Changes to the Regulations

On 1 March 2024, a new clause 10B was introduced into the Regulations. This clause provides that schools will not be considered to be operating for profit if they use their assets and income, as far as they relate to the school, to provide a “recognised education and care program” (program) for children that attend the school or children who are eligible as set out in the Guidelines. Examples of an eligible program include a preschool program, long day care and out of school hours care.

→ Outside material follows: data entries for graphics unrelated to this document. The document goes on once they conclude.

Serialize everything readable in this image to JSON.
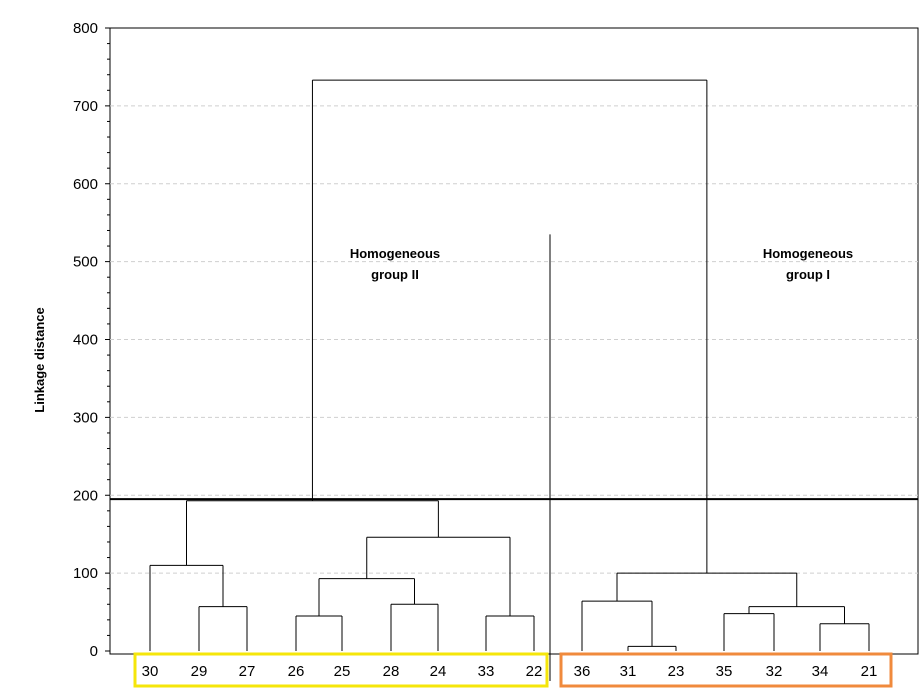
{
  "chart_data": {
    "type": "dendrogram",
    "title": "",
    "xlabel": "",
    "ylabel": "Linkage distance",
    "ylim": [
      0,
      800
    ],
    "yticks": [
      0,
      100,
      200,
      300,
      400,
      500,
      600,
      700,
      800
    ],
    "grid": true,
    "leaves": [
      "30",
      "29",
      "27",
      "26",
      "25",
      "28",
      "24",
      "33",
      "22",
      "36",
      "31",
      "23",
      "35",
      "32",
      "34",
      "21"
    ],
    "merges": [
      {
        "left": "29",
        "right": "27",
        "height": 57
      },
      {
        "left": "30",
        "right": "29-27",
        "height": 110
      },
      {
        "left": "26",
        "right": "25",
        "height": 45
      },
      {
        "left": "28",
        "right": "24",
        "height": 60
      },
      {
        "left": "26-25",
        "right": "28-24",
        "height": 93
      },
      {
        "left": "33",
        "right": "22",
        "height": 45
      },
      {
        "left": "26-25-28-24",
        "right": "33-22",
        "height": 146
      },
      {
        "left": "30-29-27",
        "right": "26-25-28-24-33-22",
        "height": 193
      },
      {
        "left": "31",
        "right": "23",
        "height": 6
      },
      {
        "left": "36",
        "right": "31-23",
        "height": 64
      },
      {
        "left": "34",
        "right": "21",
        "height": 35
      },
      {
        "left": "35",
        "right": "32",
        "height": 48
      },
      {
        "left": "35-32",
        "right": "34-21",
        "height": 57
      },
      {
        "left": "36-31-23",
        "right": "35-32-34-21",
        "height": 100
      },
      {
        "left": "group II",
        "right": "group I",
        "height": 733
      }
    ],
    "cut_line": 195,
    "divider_height": 535,
    "groups": [
      {
        "label_lines": [
          "Homogeneous",
          "group II"
        ],
        "leaves": [
          "30",
          "29",
          "27",
          "26",
          "25",
          "28",
          "24",
          "33",
          "22"
        ],
        "box_color": "#f5e60a"
      },
      {
        "label_lines": [
          "Homogeneous",
          "group I"
        ],
        "leaves": [
          "36",
          "31",
          "23",
          "35",
          "32",
          "34",
          "21"
        ],
        "box_color": "#f08a3c"
      }
    ]
  }
}
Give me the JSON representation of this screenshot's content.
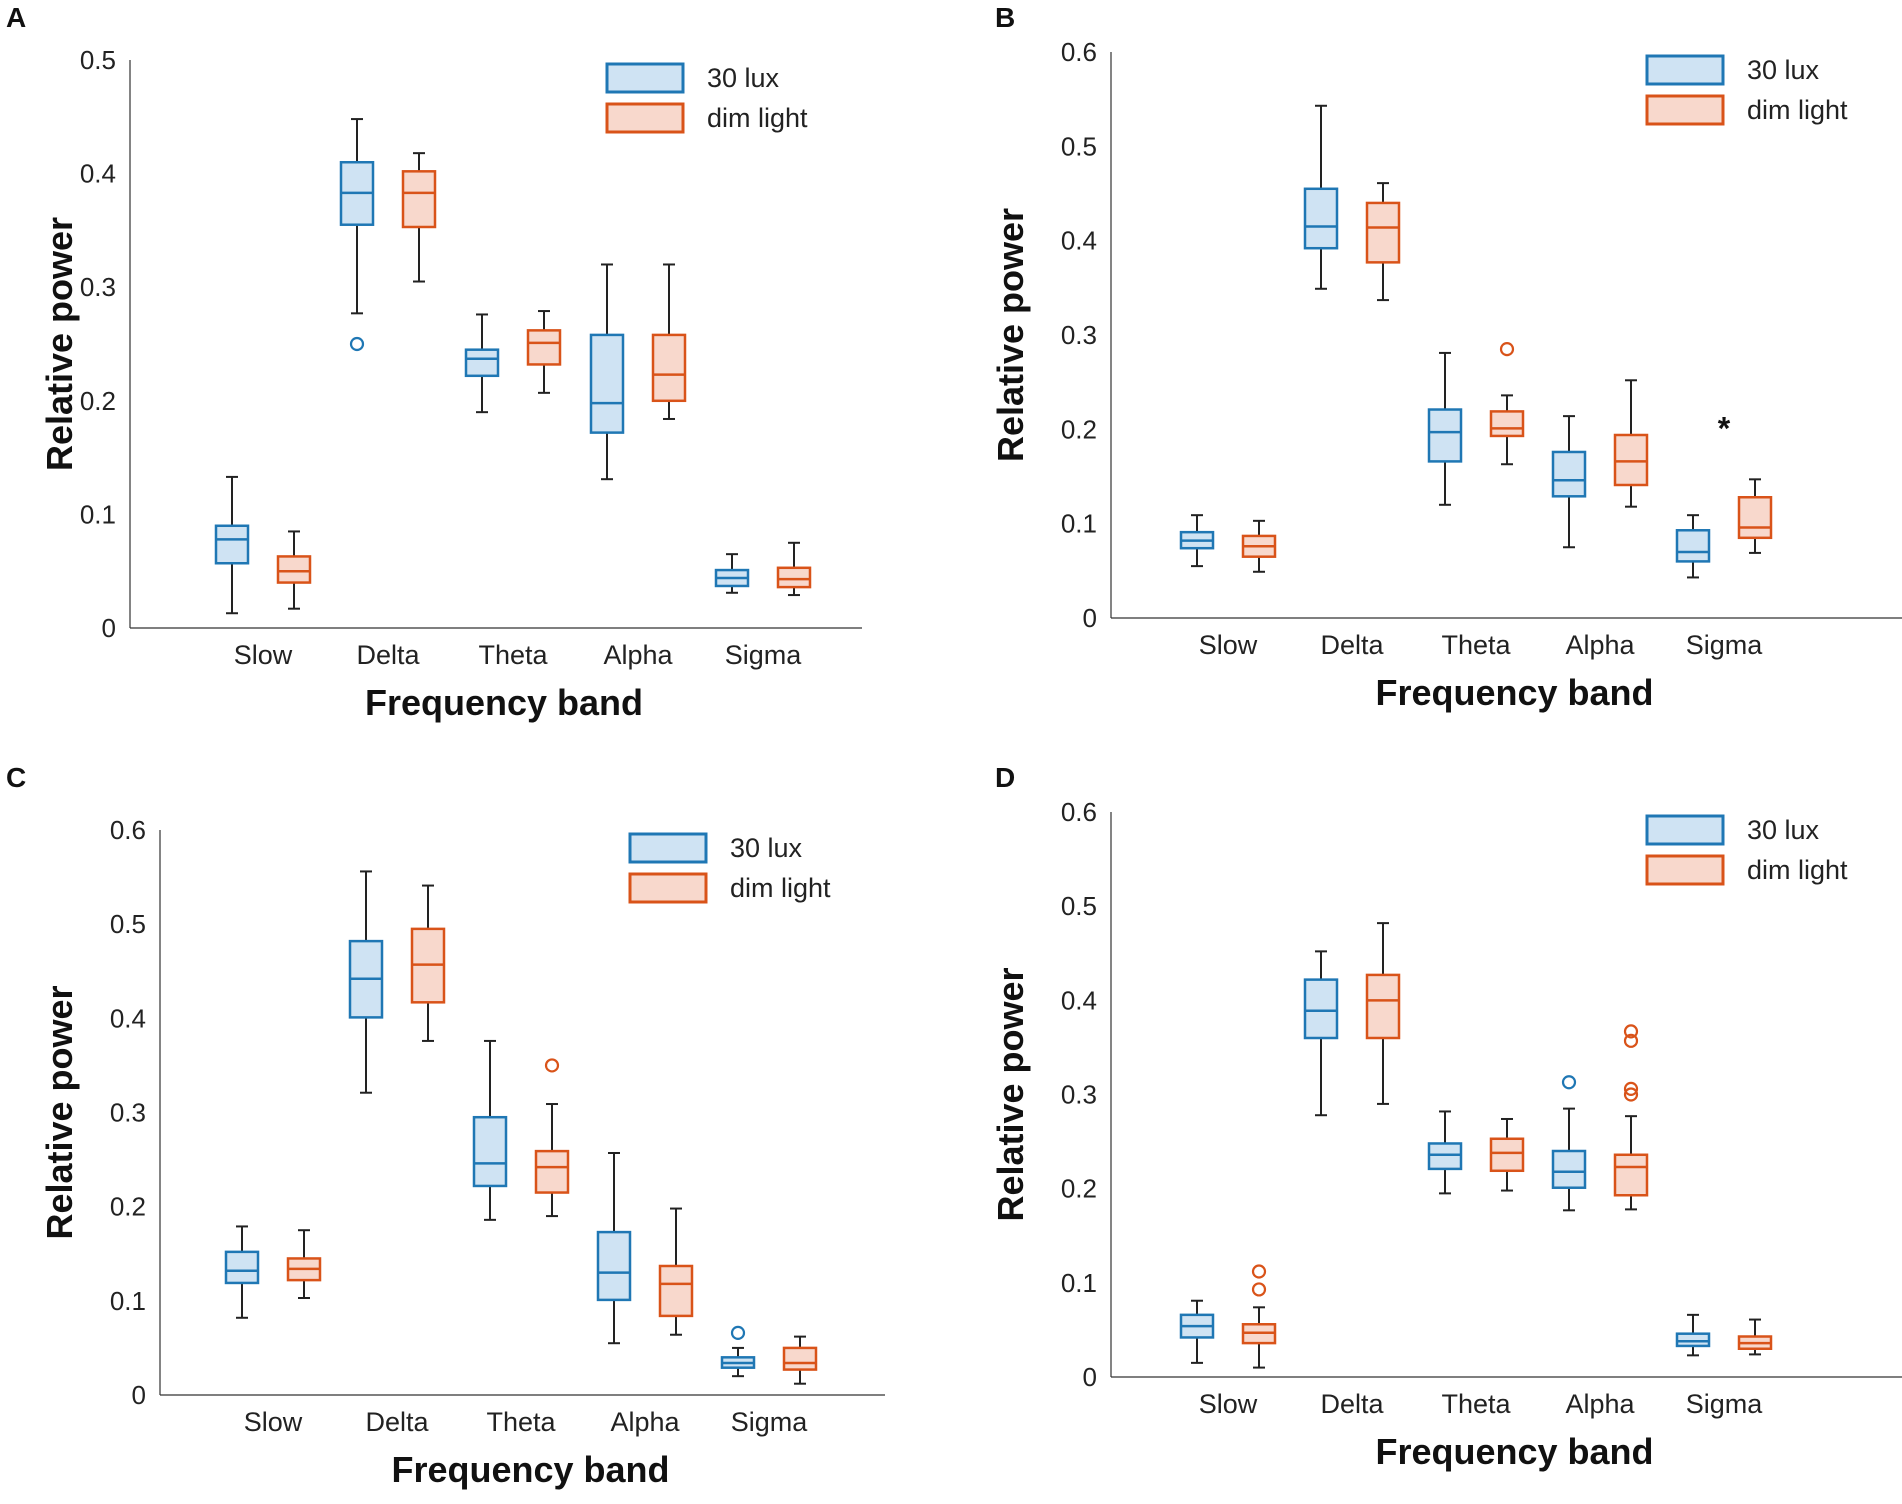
{
  "colors": {
    "blue_edge": "#1f77b4",
    "blue_fill": "#cfe3f3",
    "orange_edge": "#d95319",
    "orange_fill": "#f8d8cc",
    "whisker": "#222222",
    "axis": "#333333"
  },
  "chart_data": [
    {
      "panel": "A",
      "type": "box",
      "xlabel": "Frequency band",
      "ylabel": "Relative power",
      "ylim": [
        0,
        0.5
      ],
      "yticks": [
        "0",
        "0.1",
        "0.2",
        "0.3",
        "0.4",
        "0.5"
      ],
      "categories": [
        "Slow",
        "Delta",
        "Theta",
        "Alpha",
        "Sigma"
      ],
      "legend": [
        "30 lux",
        "dim light"
      ],
      "series": [
        {
          "name": "30 lux",
          "boxes": [
            {
              "min": 0.013,
              "q1": 0.057,
              "median": 0.078,
              "q3": 0.09,
              "max": 0.133,
              "outliers": []
            },
            {
              "min": 0.277,
              "q1": 0.355,
              "median": 0.383,
              "q3": 0.41,
              "max": 0.448,
              "outliers": [
                0.25
              ]
            },
            {
              "min": 0.19,
              "q1": 0.222,
              "median": 0.237,
              "q3": 0.245,
              "max": 0.276,
              "outliers": []
            },
            {
              "min": 0.131,
              "q1": 0.172,
              "median": 0.198,
              "q3": 0.258,
              "max": 0.32,
              "outliers": []
            },
            {
              "min": 0.031,
              "q1": 0.037,
              "median": 0.044,
              "q3": 0.051,
              "max": 0.065,
              "outliers": []
            }
          ]
        },
        {
          "name": "dim light",
          "boxes": [
            {
              "min": 0.017,
              "q1": 0.04,
              "median": 0.05,
              "q3": 0.063,
              "max": 0.085,
              "outliers": []
            },
            {
              "min": 0.305,
              "q1": 0.353,
              "median": 0.383,
              "q3": 0.402,
              "max": 0.418,
              "outliers": []
            },
            {
              "min": 0.207,
              "q1": 0.232,
              "median": 0.251,
              "q3": 0.262,
              "max": 0.279,
              "outliers": []
            },
            {
              "min": 0.184,
              "q1": 0.2,
              "median": 0.223,
              "q3": 0.258,
              "max": 0.32,
              "outliers": []
            },
            {
              "min": 0.029,
              "q1": 0.036,
              "median": 0.043,
              "q3": 0.053,
              "max": 0.075,
              "outliers": []
            }
          ]
        }
      ],
      "annotations": []
    },
    {
      "panel": "B",
      "type": "box",
      "xlabel": "Frequency band",
      "ylabel": "Relative power",
      "ylim": [
        0,
        0.6
      ],
      "yticks": [
        "0",
        "0.1",
        "0.2",
        "0.3",
        "0.4",
        "0.5",
        "0.6"
      ],
      "categories": [
        "Slow",
        "Delta",
        "Theta",
        "Alpha",
        "Sigma"
      ],
      "legend": [
        "30 lux",
        "dim light"
      ],
      "series": [
        {
          "name": "30 lux",
          "boxes": [
            {
              "min": 0.055,
              "q1": 0.074,
              "median": 0.082,
              "q3": 0.091,
              "max": 0.109,
              "outliers": []
            },
            {
              "min": 0.349,
              "q1": 0.392,
              "median": 0.415,
              "q3": 0.455,
              "max": 0.543,
              "outliers": []
            },
            {
              "min": 0.12,
              "q1": 0.166,
              "median": 0.197,
              "q3": 0.221,
              "max": 0.281,
              "outliers": []
            },
            {
              "min": 0.075,
              "q1": 0.129,
              "median": 0.146,
              "q3": 0.176,
              "max": 0.214,
              "outliers": []
            },
            {
              "min": 0.043,
              "q1": 0.06,
              "median": 0.07,
              "q3": 0.093,
              "max": 0.109,
              "outliers": []
            }
          ]
        },
        {
          "name": "dim light",
          "boxes": [
            {
              "min": 0.049,
              "q1": 0.065,
              "median": 0.076,
              "q3": 0.087,
              "max": 0.103,
              "outliers": []
            },
            {
              "min": 0.337,
              "q1": 0.377,
              "median": 0.414,
              "q3": 0.44,
              "max": 0.461,
              "outliers": []
            },
            {
              "min": 0.163,
              "q1": 0.193,
              "median": 0.201,
              "q3": 0.219,
              "max": 0.236,
              "outliers": [
                0.285
              ]
            },
            {
              "min": 0.118,
              "q1": 0.141,
              "median": 0.166,
              "q3": 0.194,
              "max": 0.252,
              "outliers": []
            },
            {
              "min": 0.069,
              "q1": 0.085,
              "median": 0.096,
              "q3": 0.128,
              "max": 0.147,
              "outliers": []
            }
          ]
        }
      ],
      "annotations": [
        {
          "text": "*",
          "category": "Sigma",
          "y": 0.2
        }
      ]
    },
    {
      "panel": "C",
      "type": "box",
      "xlabel": "Frequency band",
      "ylabel": "Relative power",
      "ylim": [
        0,
        0.6
      ],
      "yticks": [
        "0",
        "0.1",
        "0.2",
        "0.3",
        "0.4",
        "0.5",
        "0.6"
      ],
      "categories": [
        "Slow",
        "Delta",
        "Theta",
        "Alpha",
        "Sigma"
      ],
      "legend": [
        "30 lux",
        "dim light"
      ],
      "series": [
        {
          "name": "30 lux",
          "boxes": [
            {
              "min": 0.082,
              "q1": 0.119,
              "median": 0.132,
              "q3": 0.152,
              "max": 0.179,
              "outliers": []
            },
            {
              "min": 0.321,
              "q1": 0.401,
              "median": 0.442,
              "q3": 0.482,
              "max": 0.556,
              "outliers": []
            },
            {
              "min": 0.186,
              "q1": 0.222,
              "median": 0.246,
              "q3": 0.295,
              "max": 0.376,
              "outliers": []
            },
            {
              "min": 0.055,
              "q1": 0.101,
              "median": 0.13,
              "q3": 0.173,
              "max": 0.257,
              "outliers": []
            },
            {
              "min": 0.02,
              "q1": 0.029,
              "median": 0.034,
              "q3": 0.04,
              "max": 0.05,
              "outliers": [
                0.066
              ]
            }
          ]
        },
        {
          "name": "dim light",
          "boxes": [
            {
              "min": 0.103,
              "q1": 0.122,
              "median": 0.134,
              "q3": 0.145,
              "max": 0.175,
              "outliers": []
            },
            {
              "min": 0.376,
              "q1": 0.417,
              "median": 0.457,
              "q3": 0.495,
              "max": 0.541,
              "outliers": []
            },
            {
              "min": 0.19,
              "q1": 0.215,
              "median": 0.242,
              "q3": 0.259,
              "max": 0.309,
              "outliers": [
                0.35
              ]
            },
            {
              "min": 0.064,
              "q1": 0.084,
              "median": 0.118,
              "q3": 0.137,
              "max": 0.198,
              "outliers": []
            },
            {
              "min": 0.012,
              "q1": 0.027,
              "median": 0.034,
              "q3": 0.05,
              "max": 0.062,
              "outliers": []
            }
          ]
        }
      ],
      "annotations": []
    },
    {
      "panel": "D",
      "type": "box",
      "xlabel": "Frequency band",
      "ylabel": "Relative power",
      "ylim": [
        0,
        0.6
      ],
      "yticks": [
        "0",
        "0.1",
        "0.2",
        "0.3",
        "0.4",
        "0.5",
        "0.6"
      ],
      "categories": [
        "Slow",
        "Delta",
        "Theta",
        "Alpha",
        "Sigma"
      ],
      "legend": [
        "30 lux",
        "dim light"
      ],
      "series": [
        {
          "name": "30 lux",
          "boxes": [
            {
              "min": 0.015,
              "q1": 0.042,
              "median": 0.054,
              "q3": 0.066,
              "max": 0.081,
              "outliers": []
            },
            {
              "min": 0.278,
              "q1": 0.36,
              "median": 0.389,
              "q3": 0.422,
              "max": 0.452,
              "outliers": []
            },
            {
              "min": 0.195,
              "q1": 0.221,
              "median": 0.236,
              "q3": 0.248,
              "max": 0.282,
              "outliers": []
            },
            {
              "min": 0.177,
              "q1": 0.201,
              "median": 0.218,
              "q3": 0.24,
              "max": 0.285,
              "outliers": [
                0.313
              ]
            },
            {
              "min": 0.023,
              "q1": 0.033,
              "median": 0.038,
              "q3": 0.046,
              "max": 0.066,
              "outliers": []
            }
          ]
        },
        {
          "name": "dim light",
          "boxes": [
            {
              "min": 0.01,
              "q1": 0.036,
              "median": 0.047,
              "q3": 0.056,
              "max": 0.074,
              "outliers": [
                0.093,
                0.112
              ]
            },
            {
              "min": 0.29,
              "q1": 0.36,
              "median": 0.4,
              "q3": 0.427,
              "max": 0.482,
              "outliers": []
            },
            {
              "min": 0.198,
              "q1": 0.219,
              "median": 0.238,
              "q3": 0.253,
              "max": 0.274,
              "outliers": []
            },
            {
              "min": 0.178,
              "q1": 0.193,
              "median": 0.223,
              "q3": 0.236,
              "max": 0.277,
              "outliers": [
                0.3,
                0.306,
                0.357,
                0.367
              ]
            },
            {
              "min": 0.024,
              "q1": 0.03,
              "median": 0.036,
              "q3": 0.043,
              "max": 0.061,
              "outliers": []
            }
          ]
        }
      ],
      "annotations": []
    }
  ]
}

However, schools would be considered to be operating for profit if:

(a) they use the financial assistance they receive from the Minister for the recognised education and care program, i.e. the school must use funds for the program from other sources;

(b) they make a payment for property, goods and services, at more than reasonable market value, if the payment is not for the operation of the program, or in circumstances the Minister considers to be unreasonable; or

(c) the income the school receives from the operation of the program is used for a purpose other than the operation of the program or the school.

Updated Guidelines

The March 2024 Guidelines replace the previous June 2019 Guidelines. The main change to the Guidelines is the introduction of a new section 9.2, which replaces the previous section on “ancillary services”. In summary, section 9.2 set outs:

(a) the additional criteria to determine the categories of children that a program may care for, including the recognition that the children who attends the program may not end up attending the school;

(b) the matters that the Minister may consider in determining whether a program is for children who attend the school or who meet the specific criteria;

(c) the matters that the Minister may consider in determining whether a property, good or service is required for the operations of the program; and

(d) examples of records or policies to be kept by the school in relation to the program.

The Guidelines also remind relevant schools that clause 10B of the Regulations only deals with the use of school assets and income for the provision of programs by the proprietor of the school. It does not apply to programs provided by a third party or related entity. Other sections of the Guidelines and section 83C(2) of the Act generally deal with use of school income and assets (e.g. leasing of school buildings to third parties).

Non-government schools that rely on State and Commonwealth funding and who operates or is considering operating a service that may fall into the definition of a program will need to consider the provisions of clause 10B of the Regulations and section 9.2 of the Guidelines carefully. We recommend that legal advice tailored to the specific circumstances of such be obtained by such schools as part of the governance and risk management process.